Based on the experimental results of the present study, key findings are:

  1. (1)

    Replacing cement with zeolite up to 40 wt% increases the compressive strength up to 128% and 209% for samples cured over 14 and 28 days, respectively. The reason is primary because of the pozzolanic activity of zeolite and reduction in hydration reaction by excessing the curing time. As a result, herein, the optimal zeolite content is suggested to be 40 wt%.

  2. (2)

    Replacing 40 wt% of cement with zeolite, the qR of samples (cured for 28 days) with 7% and 3% cement content increases 2.09 and 1.28 orders of factors, respectively, However, above 40 wt% replacement leads to reduction in the qR of the cemented sand samples.

  3. (3)

    Adding zeolite to the cemented sand samples increases the axial strain at the peak strength compared with that of pristine cemented sand samples. The dominant reason is that fabricating zeolite changes the samples operation from brittle to plastic (postponing the failure rate).
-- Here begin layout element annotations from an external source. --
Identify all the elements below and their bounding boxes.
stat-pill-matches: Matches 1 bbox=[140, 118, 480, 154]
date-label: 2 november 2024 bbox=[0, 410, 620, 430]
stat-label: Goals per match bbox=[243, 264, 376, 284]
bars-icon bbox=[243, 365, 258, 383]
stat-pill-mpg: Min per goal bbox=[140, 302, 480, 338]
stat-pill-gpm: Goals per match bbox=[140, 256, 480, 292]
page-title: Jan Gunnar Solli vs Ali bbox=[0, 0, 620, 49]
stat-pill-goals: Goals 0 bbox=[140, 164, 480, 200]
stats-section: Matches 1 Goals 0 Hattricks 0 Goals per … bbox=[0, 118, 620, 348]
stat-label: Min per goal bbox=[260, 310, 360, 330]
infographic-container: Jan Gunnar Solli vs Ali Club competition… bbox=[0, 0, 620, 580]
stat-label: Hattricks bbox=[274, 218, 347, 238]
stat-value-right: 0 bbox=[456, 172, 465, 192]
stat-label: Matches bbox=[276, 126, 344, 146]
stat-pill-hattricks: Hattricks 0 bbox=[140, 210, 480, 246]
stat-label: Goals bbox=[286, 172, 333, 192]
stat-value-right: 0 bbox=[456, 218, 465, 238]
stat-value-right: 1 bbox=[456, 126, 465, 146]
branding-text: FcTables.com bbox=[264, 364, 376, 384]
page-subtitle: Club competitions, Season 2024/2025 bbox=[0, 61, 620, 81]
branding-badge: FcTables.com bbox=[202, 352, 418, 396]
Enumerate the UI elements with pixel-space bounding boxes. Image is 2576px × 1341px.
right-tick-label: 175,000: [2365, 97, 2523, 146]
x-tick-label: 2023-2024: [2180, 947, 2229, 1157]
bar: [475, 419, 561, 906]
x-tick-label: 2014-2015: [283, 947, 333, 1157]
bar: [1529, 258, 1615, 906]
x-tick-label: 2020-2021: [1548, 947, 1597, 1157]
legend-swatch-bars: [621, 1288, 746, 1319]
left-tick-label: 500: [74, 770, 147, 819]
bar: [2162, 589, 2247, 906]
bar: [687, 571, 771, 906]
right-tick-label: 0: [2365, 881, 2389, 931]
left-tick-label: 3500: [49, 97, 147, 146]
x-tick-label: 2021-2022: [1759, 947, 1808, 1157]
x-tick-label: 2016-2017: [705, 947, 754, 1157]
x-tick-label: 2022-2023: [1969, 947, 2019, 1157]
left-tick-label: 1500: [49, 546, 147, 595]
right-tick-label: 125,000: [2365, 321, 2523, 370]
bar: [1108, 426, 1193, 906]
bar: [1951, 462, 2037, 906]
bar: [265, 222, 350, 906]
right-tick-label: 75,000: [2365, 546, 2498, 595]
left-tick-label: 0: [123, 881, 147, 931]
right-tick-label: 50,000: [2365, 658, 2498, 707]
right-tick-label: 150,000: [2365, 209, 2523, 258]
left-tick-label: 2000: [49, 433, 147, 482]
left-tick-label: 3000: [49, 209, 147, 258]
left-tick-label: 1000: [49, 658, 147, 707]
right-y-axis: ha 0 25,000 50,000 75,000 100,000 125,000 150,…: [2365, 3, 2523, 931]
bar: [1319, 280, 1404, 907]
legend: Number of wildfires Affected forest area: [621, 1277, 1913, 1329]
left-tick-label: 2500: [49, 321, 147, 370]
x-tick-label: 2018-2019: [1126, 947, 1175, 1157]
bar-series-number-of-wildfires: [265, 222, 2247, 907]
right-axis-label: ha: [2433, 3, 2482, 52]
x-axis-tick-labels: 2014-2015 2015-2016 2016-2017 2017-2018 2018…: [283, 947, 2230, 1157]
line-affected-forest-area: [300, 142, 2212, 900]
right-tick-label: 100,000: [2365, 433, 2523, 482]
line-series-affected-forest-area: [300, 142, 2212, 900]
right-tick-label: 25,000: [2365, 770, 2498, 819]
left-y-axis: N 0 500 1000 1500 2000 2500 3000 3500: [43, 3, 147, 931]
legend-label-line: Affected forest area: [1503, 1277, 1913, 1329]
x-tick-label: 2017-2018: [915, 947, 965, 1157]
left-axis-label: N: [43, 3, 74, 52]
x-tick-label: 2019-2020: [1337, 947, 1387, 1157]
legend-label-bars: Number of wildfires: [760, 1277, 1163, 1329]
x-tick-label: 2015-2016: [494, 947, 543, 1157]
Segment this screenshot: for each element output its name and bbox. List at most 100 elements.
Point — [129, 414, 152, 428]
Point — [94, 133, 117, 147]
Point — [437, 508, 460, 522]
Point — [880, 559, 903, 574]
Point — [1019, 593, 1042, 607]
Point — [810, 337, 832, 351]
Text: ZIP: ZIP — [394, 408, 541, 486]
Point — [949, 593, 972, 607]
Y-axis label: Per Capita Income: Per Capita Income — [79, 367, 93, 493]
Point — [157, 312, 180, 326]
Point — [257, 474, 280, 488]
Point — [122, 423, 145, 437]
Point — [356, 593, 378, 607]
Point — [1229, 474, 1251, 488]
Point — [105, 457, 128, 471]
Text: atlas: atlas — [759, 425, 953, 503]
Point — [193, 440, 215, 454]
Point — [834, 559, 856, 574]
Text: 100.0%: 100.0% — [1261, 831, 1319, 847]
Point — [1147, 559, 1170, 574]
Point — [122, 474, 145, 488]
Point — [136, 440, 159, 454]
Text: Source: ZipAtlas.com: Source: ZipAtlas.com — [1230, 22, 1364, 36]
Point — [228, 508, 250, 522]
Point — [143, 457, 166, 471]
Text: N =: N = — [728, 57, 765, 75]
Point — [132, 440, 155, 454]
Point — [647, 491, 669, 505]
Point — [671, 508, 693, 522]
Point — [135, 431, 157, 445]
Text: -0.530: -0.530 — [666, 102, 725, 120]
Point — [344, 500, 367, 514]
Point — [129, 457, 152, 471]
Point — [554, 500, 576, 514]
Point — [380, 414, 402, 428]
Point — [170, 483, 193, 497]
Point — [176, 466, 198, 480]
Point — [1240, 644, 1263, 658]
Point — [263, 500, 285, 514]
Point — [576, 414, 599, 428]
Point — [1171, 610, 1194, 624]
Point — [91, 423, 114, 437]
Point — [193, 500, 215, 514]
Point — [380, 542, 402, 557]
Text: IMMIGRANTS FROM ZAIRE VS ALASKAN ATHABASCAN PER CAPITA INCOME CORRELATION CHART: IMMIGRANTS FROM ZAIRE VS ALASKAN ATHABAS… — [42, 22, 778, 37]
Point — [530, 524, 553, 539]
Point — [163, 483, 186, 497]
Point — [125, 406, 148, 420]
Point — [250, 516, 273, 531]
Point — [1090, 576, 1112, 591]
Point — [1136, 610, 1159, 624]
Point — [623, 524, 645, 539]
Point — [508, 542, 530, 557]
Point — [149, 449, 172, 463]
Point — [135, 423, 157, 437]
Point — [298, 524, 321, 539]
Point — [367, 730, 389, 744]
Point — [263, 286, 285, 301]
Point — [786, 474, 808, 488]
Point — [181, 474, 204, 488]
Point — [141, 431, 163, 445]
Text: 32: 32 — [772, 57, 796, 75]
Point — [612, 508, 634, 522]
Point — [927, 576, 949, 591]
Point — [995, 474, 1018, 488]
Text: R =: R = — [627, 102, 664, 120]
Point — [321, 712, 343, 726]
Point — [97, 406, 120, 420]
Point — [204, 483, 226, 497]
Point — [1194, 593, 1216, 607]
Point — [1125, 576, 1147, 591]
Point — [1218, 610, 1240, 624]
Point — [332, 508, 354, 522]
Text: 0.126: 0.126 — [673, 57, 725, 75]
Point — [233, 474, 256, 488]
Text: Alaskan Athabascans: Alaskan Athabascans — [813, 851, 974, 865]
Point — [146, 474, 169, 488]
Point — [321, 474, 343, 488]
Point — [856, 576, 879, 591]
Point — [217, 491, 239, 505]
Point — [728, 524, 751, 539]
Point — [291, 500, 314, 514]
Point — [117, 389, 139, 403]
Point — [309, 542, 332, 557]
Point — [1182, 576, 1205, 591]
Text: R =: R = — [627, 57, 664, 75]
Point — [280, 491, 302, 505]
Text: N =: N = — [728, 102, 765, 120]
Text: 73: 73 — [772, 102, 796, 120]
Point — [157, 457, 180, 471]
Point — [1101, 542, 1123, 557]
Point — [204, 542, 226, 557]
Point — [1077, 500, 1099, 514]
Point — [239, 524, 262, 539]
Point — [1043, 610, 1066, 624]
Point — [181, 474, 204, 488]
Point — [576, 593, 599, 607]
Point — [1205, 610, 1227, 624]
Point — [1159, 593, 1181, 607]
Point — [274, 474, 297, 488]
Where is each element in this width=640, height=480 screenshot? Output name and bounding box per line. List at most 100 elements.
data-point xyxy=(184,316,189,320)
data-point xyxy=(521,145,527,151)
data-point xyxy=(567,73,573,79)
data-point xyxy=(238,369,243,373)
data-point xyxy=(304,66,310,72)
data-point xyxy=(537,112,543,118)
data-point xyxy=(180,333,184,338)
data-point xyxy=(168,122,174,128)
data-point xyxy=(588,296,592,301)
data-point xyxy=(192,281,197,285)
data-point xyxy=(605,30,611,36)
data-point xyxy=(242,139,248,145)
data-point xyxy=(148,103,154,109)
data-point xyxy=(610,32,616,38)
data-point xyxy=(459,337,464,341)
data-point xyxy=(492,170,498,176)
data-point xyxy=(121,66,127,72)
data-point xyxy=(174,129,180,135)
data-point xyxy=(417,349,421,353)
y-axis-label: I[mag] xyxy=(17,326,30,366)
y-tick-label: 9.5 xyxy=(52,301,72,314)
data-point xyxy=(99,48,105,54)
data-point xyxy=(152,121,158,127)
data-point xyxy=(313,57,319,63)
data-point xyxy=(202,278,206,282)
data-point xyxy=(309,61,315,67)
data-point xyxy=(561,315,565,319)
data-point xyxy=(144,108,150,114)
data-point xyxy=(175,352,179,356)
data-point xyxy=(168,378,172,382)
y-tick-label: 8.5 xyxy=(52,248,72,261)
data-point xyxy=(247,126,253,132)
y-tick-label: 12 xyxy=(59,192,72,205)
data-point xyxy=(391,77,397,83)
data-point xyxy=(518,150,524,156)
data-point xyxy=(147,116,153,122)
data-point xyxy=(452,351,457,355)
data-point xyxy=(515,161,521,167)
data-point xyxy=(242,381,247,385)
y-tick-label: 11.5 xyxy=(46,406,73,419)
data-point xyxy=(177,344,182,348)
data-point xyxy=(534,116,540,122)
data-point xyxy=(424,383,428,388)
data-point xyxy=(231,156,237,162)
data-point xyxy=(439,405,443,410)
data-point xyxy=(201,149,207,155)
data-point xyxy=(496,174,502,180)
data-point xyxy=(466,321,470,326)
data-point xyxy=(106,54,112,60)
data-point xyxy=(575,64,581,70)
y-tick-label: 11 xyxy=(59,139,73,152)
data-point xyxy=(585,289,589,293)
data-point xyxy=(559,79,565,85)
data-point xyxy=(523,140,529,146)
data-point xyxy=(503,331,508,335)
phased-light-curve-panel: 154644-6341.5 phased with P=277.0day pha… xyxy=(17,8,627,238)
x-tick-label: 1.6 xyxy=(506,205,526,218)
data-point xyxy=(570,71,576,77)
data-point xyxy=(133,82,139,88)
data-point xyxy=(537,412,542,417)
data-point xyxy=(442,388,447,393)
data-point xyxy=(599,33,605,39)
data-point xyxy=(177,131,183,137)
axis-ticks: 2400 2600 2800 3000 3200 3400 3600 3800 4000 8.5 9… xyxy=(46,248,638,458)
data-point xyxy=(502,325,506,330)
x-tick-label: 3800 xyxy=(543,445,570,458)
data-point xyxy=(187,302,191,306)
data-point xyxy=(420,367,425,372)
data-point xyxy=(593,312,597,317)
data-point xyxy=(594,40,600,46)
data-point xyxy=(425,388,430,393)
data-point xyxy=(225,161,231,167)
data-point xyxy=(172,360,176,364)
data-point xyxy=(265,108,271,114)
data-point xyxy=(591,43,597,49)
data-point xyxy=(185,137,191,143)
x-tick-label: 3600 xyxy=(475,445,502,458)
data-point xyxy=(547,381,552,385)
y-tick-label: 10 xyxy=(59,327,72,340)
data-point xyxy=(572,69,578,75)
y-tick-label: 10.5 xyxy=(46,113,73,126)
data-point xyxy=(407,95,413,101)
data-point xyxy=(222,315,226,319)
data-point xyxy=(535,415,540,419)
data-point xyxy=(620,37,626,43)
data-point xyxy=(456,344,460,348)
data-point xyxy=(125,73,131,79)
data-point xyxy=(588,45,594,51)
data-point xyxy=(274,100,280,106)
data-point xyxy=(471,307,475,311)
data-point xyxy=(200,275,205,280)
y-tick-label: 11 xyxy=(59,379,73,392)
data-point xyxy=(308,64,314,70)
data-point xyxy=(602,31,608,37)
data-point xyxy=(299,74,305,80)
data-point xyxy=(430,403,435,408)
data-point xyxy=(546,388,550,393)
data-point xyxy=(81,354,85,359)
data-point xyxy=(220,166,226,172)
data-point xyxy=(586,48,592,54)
The deformability index of 28 days cured samples containing 3% cement content shows that adding 20 wt%, 40 wt%, 60 wt% and 80 wt% zeolite content enhances the plastic behavior up to 1.12, 1.37, 1.62, and 2.12 order of magnitude compared with that of pristine cemented sand samples.

  4. (4)

    Stabilizing strip footings by fabricating a pad with a thickness 1/6 of the foundation width increases the bearing capacity up to 11% and 23% when the pads contain either 3% or 7% cement content, respectively. Further increase in the pad thickness (up to 2 times) improves the bearing capacity up to 44% and 67%. As a result, utilizing a pad underneath the strip foundations, which are rested on saturated loose sand, increases the bearing capacity and ultimately reduces the settlement.

  5. (5)

    Rising the H/B ratio results in increasing of the SIR and reduction in the SRR. It is noteworthy that increasing the cement content causes an increase in the SIR rate up to 9% and 23% when H to B ratio is 1/6 and 1, respectively. However, the increase in the SRR due to increasing the cement content remains constant at 6%.

  6. (6)

    Last but not least, utilizing a zeolite–cemented pad with thickness greater than 2B/3 accelerates the rising of SIR rate compared with that of thinner pads, while the SRR rate remains almost constant.